Increasing competition among the global cloud giants, the entry of new public cloud players into the Asia-Pacific (APAC) region, coupled with rising concerns around data sovereignty and security are opening up opportunities for service providers in APAC to position themselves as providers of managed hybrid environments. However, they need to eliminate complexity across public and private cloud environments among multiple vendors to be competitive in the market, suggests leading data and analytics company GlobalData.
In their quest to differentiate from simply reselling cloud, several telcos are combining cloud services from multiple vendors into a single managed service that encompasses advisory, integration, and monitoring, orchestration, automation of workloads through to other areas such as failover and disaster recovery. Service providers are also being asked to support both legacy applications, (e.g., n-tiered architectures) through to next-gen workloads such as containers and micro-services.

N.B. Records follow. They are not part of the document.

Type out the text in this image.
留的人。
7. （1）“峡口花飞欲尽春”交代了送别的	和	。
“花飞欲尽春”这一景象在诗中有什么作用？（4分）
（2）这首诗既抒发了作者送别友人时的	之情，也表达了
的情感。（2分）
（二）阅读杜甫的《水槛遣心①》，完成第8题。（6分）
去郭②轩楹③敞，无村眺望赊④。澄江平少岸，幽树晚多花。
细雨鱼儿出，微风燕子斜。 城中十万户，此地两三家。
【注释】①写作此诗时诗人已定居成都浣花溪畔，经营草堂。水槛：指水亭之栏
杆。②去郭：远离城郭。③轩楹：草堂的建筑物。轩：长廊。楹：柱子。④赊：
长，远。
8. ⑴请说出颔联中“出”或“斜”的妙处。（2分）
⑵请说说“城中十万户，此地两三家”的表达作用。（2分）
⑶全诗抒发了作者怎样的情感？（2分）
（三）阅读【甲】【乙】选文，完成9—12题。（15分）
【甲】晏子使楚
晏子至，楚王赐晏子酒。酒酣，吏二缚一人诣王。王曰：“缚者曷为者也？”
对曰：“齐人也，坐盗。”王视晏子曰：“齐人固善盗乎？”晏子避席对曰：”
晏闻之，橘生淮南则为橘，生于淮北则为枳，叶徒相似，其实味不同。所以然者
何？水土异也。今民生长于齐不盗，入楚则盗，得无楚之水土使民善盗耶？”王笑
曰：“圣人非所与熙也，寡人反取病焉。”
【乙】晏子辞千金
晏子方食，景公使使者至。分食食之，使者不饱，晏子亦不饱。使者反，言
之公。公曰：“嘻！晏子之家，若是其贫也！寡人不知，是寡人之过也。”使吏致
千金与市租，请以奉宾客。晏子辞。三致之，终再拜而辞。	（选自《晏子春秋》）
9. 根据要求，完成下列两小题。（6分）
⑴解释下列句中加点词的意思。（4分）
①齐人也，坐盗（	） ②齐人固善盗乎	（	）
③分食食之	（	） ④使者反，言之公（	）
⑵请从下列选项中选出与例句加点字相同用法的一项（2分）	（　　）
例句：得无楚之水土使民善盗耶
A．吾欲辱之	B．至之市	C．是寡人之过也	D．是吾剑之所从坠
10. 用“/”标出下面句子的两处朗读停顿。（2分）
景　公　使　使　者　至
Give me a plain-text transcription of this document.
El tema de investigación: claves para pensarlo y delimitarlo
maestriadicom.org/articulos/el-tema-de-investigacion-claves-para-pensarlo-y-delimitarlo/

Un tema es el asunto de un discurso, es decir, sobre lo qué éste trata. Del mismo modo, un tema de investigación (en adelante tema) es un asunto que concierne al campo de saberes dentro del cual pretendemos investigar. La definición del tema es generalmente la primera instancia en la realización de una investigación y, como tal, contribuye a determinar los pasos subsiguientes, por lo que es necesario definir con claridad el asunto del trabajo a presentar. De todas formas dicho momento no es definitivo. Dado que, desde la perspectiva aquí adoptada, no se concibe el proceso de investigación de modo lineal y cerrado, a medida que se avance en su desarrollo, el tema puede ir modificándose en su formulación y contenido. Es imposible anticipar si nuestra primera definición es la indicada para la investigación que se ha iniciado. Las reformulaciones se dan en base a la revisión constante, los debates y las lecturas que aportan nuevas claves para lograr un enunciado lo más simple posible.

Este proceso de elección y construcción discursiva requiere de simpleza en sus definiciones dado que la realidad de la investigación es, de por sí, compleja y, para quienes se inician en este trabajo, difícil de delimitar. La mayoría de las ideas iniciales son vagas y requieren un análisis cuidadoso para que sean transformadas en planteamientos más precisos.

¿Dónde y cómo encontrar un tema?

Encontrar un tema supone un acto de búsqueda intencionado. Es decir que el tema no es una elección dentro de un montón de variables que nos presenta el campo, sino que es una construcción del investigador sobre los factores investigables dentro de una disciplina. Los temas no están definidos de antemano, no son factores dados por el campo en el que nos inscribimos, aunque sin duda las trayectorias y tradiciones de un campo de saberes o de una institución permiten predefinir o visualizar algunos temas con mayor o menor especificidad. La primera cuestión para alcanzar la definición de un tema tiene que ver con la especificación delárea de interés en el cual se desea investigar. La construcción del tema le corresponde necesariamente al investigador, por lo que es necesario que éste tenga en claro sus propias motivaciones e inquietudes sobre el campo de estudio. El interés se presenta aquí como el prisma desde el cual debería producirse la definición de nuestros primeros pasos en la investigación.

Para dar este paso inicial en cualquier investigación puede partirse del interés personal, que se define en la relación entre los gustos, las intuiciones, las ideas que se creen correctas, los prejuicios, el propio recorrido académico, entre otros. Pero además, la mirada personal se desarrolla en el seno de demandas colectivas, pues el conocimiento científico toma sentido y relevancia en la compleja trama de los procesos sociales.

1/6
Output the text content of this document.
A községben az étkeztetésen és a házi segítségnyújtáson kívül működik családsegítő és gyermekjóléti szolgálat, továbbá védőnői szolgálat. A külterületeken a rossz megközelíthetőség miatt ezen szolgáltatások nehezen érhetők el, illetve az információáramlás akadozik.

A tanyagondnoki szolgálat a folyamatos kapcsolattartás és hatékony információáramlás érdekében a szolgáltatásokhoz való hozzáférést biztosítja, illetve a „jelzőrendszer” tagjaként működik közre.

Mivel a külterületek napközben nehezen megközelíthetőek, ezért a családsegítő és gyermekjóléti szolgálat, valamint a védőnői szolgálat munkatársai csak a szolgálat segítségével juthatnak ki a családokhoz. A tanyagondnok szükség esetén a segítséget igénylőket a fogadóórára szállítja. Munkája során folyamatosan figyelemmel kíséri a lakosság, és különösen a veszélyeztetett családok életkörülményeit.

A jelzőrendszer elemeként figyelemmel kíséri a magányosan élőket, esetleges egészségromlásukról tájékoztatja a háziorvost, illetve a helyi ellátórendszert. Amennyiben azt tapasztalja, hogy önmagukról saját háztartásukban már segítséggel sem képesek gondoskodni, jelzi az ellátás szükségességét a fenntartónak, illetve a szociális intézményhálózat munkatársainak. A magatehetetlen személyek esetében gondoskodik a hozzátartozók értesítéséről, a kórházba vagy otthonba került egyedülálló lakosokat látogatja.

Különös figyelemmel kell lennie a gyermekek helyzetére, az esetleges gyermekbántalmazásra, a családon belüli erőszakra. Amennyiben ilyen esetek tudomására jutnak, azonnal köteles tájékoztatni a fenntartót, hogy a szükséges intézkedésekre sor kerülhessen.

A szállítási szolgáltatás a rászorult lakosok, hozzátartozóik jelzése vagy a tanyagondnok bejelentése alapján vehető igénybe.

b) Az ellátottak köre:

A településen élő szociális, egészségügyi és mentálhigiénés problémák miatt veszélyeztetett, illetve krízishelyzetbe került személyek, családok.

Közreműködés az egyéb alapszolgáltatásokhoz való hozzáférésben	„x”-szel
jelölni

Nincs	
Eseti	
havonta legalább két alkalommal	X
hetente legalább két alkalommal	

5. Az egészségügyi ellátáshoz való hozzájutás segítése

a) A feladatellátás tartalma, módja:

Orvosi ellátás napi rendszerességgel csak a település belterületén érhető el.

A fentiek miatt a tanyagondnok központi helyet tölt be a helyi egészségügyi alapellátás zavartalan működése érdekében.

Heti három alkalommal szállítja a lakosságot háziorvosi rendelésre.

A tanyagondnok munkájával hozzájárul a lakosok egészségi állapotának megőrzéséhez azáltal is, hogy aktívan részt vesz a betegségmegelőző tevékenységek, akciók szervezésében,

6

However, as cloud services are increasingly adopted by enterprises, the cloud environments become increasingly complex, with many businesses working across three or more different cloud environments to meet all their storage, high availability, security, compliance, compute and back-up needs.
GlobalData says that telecoms players can instead add value by removing this complexity for the enterprises and provide a simplified single pane of glass view, easy management tools, integration and advisory services around setup and security.
Malcolm Rogers, Telecom Technology and Software Analyst at GlobalData, says: “While the global players have more data center assets overall, telecom operators will continue to be strong partners for the last mile. However there are other opportunities in matching connectivity technologies to workloads, helping businesses to pick the right IaaS/PaaS partners and advisory services.
‘’Whether it is due to data privacy regulations, a need for low latency or the ability to offer a more complete ICT and networking package, telcos can add real value to both cloud vendors and enterprises beyond a simple resale channel.”
Meanwhile, many cloud providers are also seeking out telco partnerships. Leading global players like Microsoft, Amazon and IBM are engaging telecoms companies as channel partners as they look to further expand in APAC markets. On the other hand, younger cloud players like China-based AliCloud and Huawei are seeking to improve brand recognition and service adoption by selling through telecoms companies in Asia with established enterprise customer bases. Google is also well-regarded for software defined networking and enterprise services.
Rogers concludes: “These partnerships benefit both sides, helping telecoms companies to expand their cloud offers, and supporting the cloud providers to rely on sales channels and partners to address the increasing demand for cloud solutions.”